When Fact is Fiction: The Erosion of Truth
“I will not die of stupid,” writes Leonard Pitts Jr. for the Tampa Bay Times. He, like many of us, is rebelling against the misinformation that floods our feeds these days. But outrunning stupid becomes a marathon in the era of alternative facts and evolving science. Everyone has (lightly fact-checked to highly suspect) COVID-19 stories, email threads, or studies to share. In the span of a couple months, the narrative has shifted from “flatten the curve” to “follow the science.” But with leaders who tell us to ingest Lysol and science that is still so inconsistent, looking for facts is like finding a needle in a haystack. Even the Surgeon General (who for the most part has been a beacon of hope in this) backtracks on advice. The concept of hard fact starts to become murkier than it ever has been. In real time, we’re witnessing the erosion of one of the most important commodities we have: the truth.
We’re at a tipping point where fact can easily sour and turn to fiction. But this erosion of truth began way before COVID-19. Since 2016, “fake news” and “alternative facts” have sat none too quietly next to actual facts, the cacophony so loud it’s hard to recognize what the truth even sounds like anymore. And we all witnessed the nation’s most respected paper receive a new title: “The Failing New York Times.” What we didn’t realize at the time was how deeply comments like these might reach a saturation point, the proverbial straw that breaks the camel’s back.
After years of the President’s commentary on media credibility, studies show that most Americans are now highly skeptical of our news sources. The President’s continued critiques have broken down our ability to believe the press, creating mistrust in a group of people that are supposed to act as neutral middlemen. And to add to our growing trust issues, we find ourselves unable to pin down the ever-changing truth around COVID-19. The continued use of “fake news” and “alternative facts” now contends with the media’s impossible task of reporting on science that changes every single day. What’s true in an article on Monday could be widely dispelled by Tuesday.
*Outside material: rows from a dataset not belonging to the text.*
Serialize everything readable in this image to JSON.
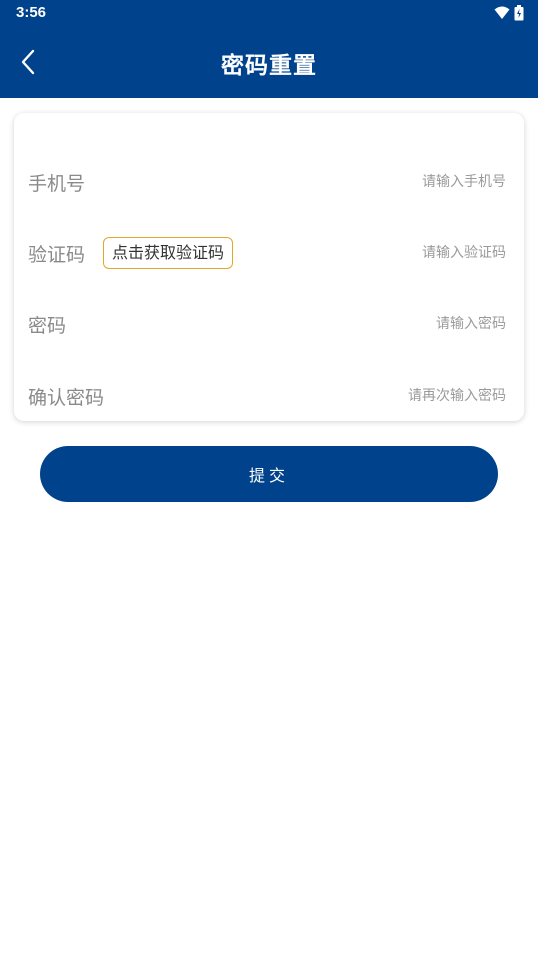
{
  "status_bar": {
    "time": "3:56",
    "icons": [
      "wifi-icon",
      "battery-icon"
    ]
  },
  "header": {
    "title": "密码重置",
    "back_icon": "chevron-left-icon",
    "background_color": "#00438c"
  },
  "form": {
    "phone": {
      "label": "手机号",
      "placeholder": "请输入手机号",
      "value": ""
    },
    "code": {
      "label": "验证码",
      "button_label": "点击获取验证码",
      "placeholder": "请输入验证码",
      "value": ""
    },
    "password": {
      "label": "密码",
      "placeholder": "请输入密码",
      "value": ""
    },
    "confirm_password": {
      "label": "确认密码",
      "placeholder": "请再次输入密码",
      "value": ""
    }
  },
  "submit": {
    "label": "提交"
  },
  "colors": {
    "primary": "#00438c",
    "code_button_border": "#e3a72a",
    "label": "#8a8a8a",
    "placeholder": "#9a9a9a"
  }
}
So if we don’t go to the media for truth, where else can we turn? In the past few months, we’ve become friendly with a specific cast of characters: Surgeon General Jerome Adams, Dr. Anthony Fauci, Dr. Deborah Birx, and supporting local government officials. Their communications present us with a new setting where we can search for truth. I look forward to the daily briefings from Gov. Gavin Newsom and Gov. Andrew Cuomo. But turning to political press conferences in search of new developments can cause the same whiplash as reading the news. We can, of course, all remember the President wondering if injecting disinfectant might cure COVID-19, then later reframing these comments as sarcastic. This back-and-forth makes it hard to tell what’s real. Just to recap, here’s a breakdown of some truths, untruths, and half truths so far:
At a time when the truth is under assault, our new climate of slowly evolving science hastens its demise. There is the growing fear that “alternative facts” are now a reality. With all facts under attack, what is even true anymore? Who can we believe? Who do we trust?
What was once regarded as analytical and rational is now malleable, changing, and opinion-based. The science behind COVID-19 is revealing itself slowly — a huge problem for a world that demands a minute-by-minute news refresh. Our automatic feeds were not designed for a slow roll. When faced with the need for carefully assessing and not taking every “hot take” at face value, we become confused. Our algorithms conditioned us to reward reactionary behavior, not to calmly process or evaluate.
The erosion of truth has turned us all into armchair journalists. We’re searching for truth everywhere — on our feeds, from our favorite pundits, from friends, or even “cousins who work at the CDC” — in hopes that we’ll be able to uncover the answer, the right thing to do, the way out of this mess. In absence of truth there is no authority, or worse we’re all an authority. In a world that values rapid reaction, polarization, and speaking in absolutes, it may be time for a new approach. As we all try not to “die of stupid,” maybe we should take a page out of Forrest Gump’s book and remember: stupid is as stupid does. Perhaps the best thing we can do is to not react, to take things more slowly. The only fact we have at our disposal is a simple one: the truth may not be revealed every second we hit refresh.